WAIVING ACCOUNTING IN ESTATES
June 28, 2010 § 2 Comments
[This information comes from the outline of a presentation made by Bob Williford to the Chancery Judges Spring Conference earlier this year. Used with his permission.]
- An Administrator is required to file an annual account and a final account. §§ 91-7-277 and 291, MCA.
- Although the statute does not provide an exception to the filing of a final account, a final accounting may be waived “on good cause shown.” § 91-7-291, MCA.
- The Administrator may be relieved of the duty of accounting by waiver of all parties interested in the estate of their right to an accounting. 34 C.J.S. Executors and Administrators, § 834.
- If all of the heirs of the estate join in a request to waive annual account, the court would seem to have discretion to do so, but the court does have statutory authority to waive the final account.
- An Executor is required to file annual accounts and a final account. §§ 91-7-277 and 291, MCA.
- case law, however, recognizes that a testator may waive the requirement of both annual and final accounts.
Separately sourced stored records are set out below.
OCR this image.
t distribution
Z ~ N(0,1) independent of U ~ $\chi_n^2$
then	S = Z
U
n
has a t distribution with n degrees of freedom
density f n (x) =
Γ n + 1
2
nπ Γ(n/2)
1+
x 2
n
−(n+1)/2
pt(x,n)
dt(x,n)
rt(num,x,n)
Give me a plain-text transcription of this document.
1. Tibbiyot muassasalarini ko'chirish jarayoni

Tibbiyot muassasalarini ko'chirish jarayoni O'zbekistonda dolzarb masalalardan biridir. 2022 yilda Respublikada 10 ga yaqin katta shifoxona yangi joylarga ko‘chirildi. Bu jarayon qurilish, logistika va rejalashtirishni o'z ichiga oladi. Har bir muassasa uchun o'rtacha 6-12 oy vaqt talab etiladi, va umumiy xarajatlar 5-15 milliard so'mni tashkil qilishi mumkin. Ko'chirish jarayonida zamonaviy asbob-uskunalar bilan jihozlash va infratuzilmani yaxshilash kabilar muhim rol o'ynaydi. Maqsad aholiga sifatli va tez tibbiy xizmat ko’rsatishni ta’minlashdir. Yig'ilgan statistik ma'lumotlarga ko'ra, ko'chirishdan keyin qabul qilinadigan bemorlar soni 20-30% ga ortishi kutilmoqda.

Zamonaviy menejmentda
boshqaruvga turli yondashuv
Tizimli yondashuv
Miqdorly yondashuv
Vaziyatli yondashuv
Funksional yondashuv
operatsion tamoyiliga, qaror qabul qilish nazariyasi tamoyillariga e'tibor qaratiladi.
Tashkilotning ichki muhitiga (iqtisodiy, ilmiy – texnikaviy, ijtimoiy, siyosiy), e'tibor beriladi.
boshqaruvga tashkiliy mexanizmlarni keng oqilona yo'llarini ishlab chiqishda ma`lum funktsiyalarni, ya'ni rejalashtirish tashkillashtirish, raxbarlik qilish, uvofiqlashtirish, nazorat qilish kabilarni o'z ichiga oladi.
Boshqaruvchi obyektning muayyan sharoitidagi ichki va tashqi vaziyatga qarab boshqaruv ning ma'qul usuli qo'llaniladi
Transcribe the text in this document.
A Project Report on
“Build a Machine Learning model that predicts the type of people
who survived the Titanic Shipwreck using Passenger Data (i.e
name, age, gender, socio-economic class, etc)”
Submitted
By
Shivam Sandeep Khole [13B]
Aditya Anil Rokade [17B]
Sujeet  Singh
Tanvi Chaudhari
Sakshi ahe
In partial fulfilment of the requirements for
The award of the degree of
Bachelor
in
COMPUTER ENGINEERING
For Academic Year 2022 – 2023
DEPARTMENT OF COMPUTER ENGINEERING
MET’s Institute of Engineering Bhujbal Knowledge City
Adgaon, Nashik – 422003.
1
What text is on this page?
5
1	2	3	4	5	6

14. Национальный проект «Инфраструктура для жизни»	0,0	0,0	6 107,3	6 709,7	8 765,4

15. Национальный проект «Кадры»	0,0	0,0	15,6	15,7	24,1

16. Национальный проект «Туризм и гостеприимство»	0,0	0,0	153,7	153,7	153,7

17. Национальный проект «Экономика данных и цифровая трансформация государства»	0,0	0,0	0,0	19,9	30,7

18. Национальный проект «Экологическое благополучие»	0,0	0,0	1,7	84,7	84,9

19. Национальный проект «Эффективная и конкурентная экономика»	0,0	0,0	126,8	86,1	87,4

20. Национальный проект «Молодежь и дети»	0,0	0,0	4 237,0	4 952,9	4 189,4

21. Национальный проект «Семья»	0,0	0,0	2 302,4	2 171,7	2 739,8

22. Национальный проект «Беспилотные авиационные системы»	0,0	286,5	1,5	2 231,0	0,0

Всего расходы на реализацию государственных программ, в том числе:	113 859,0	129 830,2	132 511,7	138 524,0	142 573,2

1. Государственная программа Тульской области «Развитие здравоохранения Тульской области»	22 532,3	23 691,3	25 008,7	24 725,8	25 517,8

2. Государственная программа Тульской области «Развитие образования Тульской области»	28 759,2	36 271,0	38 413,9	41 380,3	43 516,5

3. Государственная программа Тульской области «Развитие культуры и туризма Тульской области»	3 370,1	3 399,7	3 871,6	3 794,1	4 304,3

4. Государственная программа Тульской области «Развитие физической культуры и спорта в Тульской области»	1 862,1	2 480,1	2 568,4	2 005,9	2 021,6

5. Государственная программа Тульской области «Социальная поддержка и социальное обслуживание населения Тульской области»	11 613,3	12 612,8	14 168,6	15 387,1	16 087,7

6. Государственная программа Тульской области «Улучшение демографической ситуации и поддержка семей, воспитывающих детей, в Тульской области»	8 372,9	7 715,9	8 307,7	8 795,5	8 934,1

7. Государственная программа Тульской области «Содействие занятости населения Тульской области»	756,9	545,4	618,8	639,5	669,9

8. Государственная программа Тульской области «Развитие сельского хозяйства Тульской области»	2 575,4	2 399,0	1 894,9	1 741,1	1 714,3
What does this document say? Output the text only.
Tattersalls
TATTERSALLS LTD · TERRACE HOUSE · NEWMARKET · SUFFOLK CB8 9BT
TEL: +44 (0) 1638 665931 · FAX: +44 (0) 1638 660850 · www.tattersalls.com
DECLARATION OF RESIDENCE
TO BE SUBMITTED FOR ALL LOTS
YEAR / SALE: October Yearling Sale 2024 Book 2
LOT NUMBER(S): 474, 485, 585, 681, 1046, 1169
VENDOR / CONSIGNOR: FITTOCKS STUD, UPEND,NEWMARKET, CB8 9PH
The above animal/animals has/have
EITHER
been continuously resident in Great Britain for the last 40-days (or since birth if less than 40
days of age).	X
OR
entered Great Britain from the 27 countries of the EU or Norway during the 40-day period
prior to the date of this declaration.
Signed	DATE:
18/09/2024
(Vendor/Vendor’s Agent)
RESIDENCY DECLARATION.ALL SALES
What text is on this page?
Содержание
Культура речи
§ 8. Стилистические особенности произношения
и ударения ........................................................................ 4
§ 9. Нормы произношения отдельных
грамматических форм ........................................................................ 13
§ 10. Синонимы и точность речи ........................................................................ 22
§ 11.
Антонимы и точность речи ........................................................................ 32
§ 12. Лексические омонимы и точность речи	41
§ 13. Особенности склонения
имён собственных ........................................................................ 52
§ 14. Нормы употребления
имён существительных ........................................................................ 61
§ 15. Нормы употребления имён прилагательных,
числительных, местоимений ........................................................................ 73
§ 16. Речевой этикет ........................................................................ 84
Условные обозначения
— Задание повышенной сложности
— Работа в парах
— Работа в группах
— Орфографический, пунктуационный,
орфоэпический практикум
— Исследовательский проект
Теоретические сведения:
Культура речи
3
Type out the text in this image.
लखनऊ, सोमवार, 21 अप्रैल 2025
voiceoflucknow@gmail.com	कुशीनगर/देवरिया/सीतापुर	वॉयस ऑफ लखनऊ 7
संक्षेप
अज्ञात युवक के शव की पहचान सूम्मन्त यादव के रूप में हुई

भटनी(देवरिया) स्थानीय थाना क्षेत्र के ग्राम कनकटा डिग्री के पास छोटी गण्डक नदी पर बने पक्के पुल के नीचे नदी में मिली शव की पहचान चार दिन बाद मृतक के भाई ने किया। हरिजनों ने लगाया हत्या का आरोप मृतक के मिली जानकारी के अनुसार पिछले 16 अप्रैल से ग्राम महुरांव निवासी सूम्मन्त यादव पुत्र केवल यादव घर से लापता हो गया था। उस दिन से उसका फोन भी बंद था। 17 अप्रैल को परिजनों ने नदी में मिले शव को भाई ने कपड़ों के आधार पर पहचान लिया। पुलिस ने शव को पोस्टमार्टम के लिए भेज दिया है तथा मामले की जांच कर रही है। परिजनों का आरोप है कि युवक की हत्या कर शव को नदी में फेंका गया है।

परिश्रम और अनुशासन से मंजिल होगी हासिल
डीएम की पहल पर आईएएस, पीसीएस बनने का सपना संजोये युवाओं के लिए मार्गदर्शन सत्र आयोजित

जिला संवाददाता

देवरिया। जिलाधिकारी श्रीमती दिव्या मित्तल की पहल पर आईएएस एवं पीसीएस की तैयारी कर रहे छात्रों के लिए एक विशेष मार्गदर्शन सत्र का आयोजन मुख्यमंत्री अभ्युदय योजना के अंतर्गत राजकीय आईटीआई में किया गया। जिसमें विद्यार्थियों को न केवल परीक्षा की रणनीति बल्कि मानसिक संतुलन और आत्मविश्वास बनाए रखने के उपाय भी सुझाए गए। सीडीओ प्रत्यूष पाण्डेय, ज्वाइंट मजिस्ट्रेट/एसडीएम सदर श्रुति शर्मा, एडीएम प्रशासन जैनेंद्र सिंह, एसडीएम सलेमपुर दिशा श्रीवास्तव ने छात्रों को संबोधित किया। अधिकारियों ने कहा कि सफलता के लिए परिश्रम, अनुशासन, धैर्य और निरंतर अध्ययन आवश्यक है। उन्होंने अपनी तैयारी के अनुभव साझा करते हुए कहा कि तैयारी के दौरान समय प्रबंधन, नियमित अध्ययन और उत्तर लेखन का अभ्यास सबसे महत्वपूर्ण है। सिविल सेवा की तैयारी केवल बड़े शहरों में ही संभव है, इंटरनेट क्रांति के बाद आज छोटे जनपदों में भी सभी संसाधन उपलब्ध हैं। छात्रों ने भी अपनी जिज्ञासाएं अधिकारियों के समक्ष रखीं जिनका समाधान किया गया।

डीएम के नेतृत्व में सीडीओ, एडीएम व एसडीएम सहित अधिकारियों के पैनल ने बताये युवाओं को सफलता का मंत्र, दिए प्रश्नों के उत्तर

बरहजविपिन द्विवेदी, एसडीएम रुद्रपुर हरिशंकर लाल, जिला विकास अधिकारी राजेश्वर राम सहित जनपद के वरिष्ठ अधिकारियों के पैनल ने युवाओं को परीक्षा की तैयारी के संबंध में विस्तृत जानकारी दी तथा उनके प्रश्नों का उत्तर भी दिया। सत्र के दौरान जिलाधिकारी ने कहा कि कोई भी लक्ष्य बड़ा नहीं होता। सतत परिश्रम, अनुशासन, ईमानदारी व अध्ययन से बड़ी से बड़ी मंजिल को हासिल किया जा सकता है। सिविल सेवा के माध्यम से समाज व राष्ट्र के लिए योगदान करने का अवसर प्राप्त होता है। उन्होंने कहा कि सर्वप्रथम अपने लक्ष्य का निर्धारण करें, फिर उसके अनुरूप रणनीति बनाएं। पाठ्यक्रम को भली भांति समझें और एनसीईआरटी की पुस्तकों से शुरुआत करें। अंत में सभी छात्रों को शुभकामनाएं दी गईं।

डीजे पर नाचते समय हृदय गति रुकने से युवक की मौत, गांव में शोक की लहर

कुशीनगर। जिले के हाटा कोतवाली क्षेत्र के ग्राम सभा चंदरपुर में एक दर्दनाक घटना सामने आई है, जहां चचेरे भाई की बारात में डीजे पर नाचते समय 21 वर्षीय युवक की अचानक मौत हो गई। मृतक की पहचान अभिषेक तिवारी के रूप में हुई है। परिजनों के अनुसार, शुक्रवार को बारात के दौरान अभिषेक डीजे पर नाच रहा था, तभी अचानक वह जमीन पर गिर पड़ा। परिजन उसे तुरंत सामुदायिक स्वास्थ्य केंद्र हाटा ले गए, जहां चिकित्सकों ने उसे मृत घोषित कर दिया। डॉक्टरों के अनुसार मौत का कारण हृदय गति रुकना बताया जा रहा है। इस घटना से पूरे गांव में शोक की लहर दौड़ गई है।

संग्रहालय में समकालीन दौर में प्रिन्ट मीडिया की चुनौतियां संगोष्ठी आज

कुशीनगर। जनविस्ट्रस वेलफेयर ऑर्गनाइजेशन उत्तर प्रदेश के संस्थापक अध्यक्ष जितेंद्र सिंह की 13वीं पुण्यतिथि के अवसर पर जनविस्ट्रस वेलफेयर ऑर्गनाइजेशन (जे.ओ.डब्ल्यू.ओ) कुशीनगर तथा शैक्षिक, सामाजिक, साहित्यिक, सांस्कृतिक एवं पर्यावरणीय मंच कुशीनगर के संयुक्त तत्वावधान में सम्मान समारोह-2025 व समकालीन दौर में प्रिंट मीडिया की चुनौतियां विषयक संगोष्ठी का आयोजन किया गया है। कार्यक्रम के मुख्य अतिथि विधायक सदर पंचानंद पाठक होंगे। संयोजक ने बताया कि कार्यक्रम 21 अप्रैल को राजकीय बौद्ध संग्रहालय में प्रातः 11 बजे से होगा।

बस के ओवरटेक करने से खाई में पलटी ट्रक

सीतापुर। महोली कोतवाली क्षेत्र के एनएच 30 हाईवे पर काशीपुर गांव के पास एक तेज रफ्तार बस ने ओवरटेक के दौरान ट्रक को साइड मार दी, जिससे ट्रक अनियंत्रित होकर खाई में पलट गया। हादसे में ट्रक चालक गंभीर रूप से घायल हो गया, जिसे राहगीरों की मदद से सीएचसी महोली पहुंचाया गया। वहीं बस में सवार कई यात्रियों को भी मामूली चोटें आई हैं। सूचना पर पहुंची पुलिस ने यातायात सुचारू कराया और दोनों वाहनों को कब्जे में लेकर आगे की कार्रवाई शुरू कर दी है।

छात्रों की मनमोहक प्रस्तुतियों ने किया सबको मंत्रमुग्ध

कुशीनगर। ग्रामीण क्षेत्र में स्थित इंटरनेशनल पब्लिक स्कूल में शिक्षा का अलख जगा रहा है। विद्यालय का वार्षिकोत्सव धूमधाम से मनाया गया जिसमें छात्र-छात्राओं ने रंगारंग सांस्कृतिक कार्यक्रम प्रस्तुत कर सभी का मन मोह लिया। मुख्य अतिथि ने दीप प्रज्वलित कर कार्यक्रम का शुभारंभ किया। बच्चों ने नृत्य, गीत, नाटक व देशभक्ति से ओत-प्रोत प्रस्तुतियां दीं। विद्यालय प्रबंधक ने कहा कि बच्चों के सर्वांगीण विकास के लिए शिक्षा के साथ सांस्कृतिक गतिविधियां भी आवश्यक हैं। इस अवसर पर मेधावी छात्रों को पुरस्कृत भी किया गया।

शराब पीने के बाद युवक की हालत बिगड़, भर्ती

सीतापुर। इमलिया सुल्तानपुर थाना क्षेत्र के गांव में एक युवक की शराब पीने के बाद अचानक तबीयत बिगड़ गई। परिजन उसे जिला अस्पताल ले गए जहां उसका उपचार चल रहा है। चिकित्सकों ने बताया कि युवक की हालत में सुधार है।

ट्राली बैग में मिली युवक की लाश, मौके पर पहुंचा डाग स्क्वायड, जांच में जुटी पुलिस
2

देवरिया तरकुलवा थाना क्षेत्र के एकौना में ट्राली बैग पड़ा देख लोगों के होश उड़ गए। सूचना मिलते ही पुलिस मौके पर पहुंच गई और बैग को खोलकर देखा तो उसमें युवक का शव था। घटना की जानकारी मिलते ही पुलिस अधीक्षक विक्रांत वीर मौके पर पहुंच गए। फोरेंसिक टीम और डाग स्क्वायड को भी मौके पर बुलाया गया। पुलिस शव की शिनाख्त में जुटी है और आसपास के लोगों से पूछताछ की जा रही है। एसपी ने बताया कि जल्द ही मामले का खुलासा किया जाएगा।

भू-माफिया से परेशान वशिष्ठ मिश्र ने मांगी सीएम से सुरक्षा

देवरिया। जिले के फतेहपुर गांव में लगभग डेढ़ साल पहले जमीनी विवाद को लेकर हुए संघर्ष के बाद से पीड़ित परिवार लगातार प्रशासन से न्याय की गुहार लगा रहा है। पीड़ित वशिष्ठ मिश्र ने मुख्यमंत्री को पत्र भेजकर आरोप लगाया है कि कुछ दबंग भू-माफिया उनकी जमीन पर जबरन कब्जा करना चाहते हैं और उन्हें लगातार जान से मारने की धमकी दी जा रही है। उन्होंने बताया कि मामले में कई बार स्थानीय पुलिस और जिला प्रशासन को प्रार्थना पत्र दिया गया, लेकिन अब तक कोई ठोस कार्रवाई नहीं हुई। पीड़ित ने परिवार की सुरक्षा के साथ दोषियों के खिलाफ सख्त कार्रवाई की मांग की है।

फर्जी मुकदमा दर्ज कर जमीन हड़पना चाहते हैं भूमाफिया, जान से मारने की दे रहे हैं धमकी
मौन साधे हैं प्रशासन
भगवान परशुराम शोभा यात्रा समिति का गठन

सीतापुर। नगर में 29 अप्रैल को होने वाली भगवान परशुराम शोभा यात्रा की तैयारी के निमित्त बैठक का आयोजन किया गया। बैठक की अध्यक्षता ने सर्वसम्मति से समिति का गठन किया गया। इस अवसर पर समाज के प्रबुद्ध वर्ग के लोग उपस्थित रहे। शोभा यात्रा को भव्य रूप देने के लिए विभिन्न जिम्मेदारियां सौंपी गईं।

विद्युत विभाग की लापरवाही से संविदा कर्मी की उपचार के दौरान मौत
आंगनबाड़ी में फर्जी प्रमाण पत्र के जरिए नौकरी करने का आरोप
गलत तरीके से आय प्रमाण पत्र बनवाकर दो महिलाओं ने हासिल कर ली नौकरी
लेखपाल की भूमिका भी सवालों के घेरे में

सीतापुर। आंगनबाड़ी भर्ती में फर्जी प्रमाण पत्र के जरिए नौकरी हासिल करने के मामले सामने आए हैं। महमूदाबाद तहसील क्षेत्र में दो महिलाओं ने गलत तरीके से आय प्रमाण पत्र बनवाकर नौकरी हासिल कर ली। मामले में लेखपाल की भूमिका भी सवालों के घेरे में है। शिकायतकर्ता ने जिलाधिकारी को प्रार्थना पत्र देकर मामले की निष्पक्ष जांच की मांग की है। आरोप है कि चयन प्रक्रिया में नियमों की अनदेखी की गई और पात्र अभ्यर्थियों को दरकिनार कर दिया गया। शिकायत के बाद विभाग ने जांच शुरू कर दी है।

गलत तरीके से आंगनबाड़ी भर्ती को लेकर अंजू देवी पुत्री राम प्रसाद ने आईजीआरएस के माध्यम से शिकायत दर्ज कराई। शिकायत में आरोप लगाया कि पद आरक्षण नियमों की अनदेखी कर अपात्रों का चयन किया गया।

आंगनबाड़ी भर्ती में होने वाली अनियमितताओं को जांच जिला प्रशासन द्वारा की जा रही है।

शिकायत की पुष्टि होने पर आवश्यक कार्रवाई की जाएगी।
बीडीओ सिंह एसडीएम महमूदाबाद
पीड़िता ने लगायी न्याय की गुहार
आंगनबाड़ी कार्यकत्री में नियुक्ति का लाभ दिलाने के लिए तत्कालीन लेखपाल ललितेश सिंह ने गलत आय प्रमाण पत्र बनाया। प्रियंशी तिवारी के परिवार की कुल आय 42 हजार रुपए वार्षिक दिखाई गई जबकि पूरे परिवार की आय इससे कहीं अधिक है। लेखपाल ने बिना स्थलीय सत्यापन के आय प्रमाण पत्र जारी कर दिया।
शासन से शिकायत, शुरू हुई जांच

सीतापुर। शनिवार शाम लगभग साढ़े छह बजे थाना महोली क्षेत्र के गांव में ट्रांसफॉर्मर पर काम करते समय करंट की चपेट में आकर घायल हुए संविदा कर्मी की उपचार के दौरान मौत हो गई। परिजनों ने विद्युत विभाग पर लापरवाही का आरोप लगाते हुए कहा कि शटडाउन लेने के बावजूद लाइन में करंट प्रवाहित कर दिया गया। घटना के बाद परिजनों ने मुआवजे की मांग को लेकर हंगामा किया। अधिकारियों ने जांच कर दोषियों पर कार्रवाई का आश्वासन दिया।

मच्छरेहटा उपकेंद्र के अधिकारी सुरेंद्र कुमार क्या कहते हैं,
Harper v. Harper, 491 So.2d 189 (Miss. 1986); Will of McCaffrey v. Fortenberry, 592 So.2d 52 (Miss. 1991); Matter of Holt v. Scott, 806 So.2d 296 (Miss. App. 2001). BUT consider the following case: Where accounting was waived in the Will, it was held that administration of the esatte was removed from jurisdiction of the court. Bryan v. Bryan, 167 So.2d 56 (Miss. 1936).
- It is customary to waive accounting even if the Will does not expressly so provde, assuming all of the residuary beneficiaries join in the rtequest.
- The court may require an account even if waived in the Will. In re Estate of Carter, 912 So.2d 138 (Miss. 2005).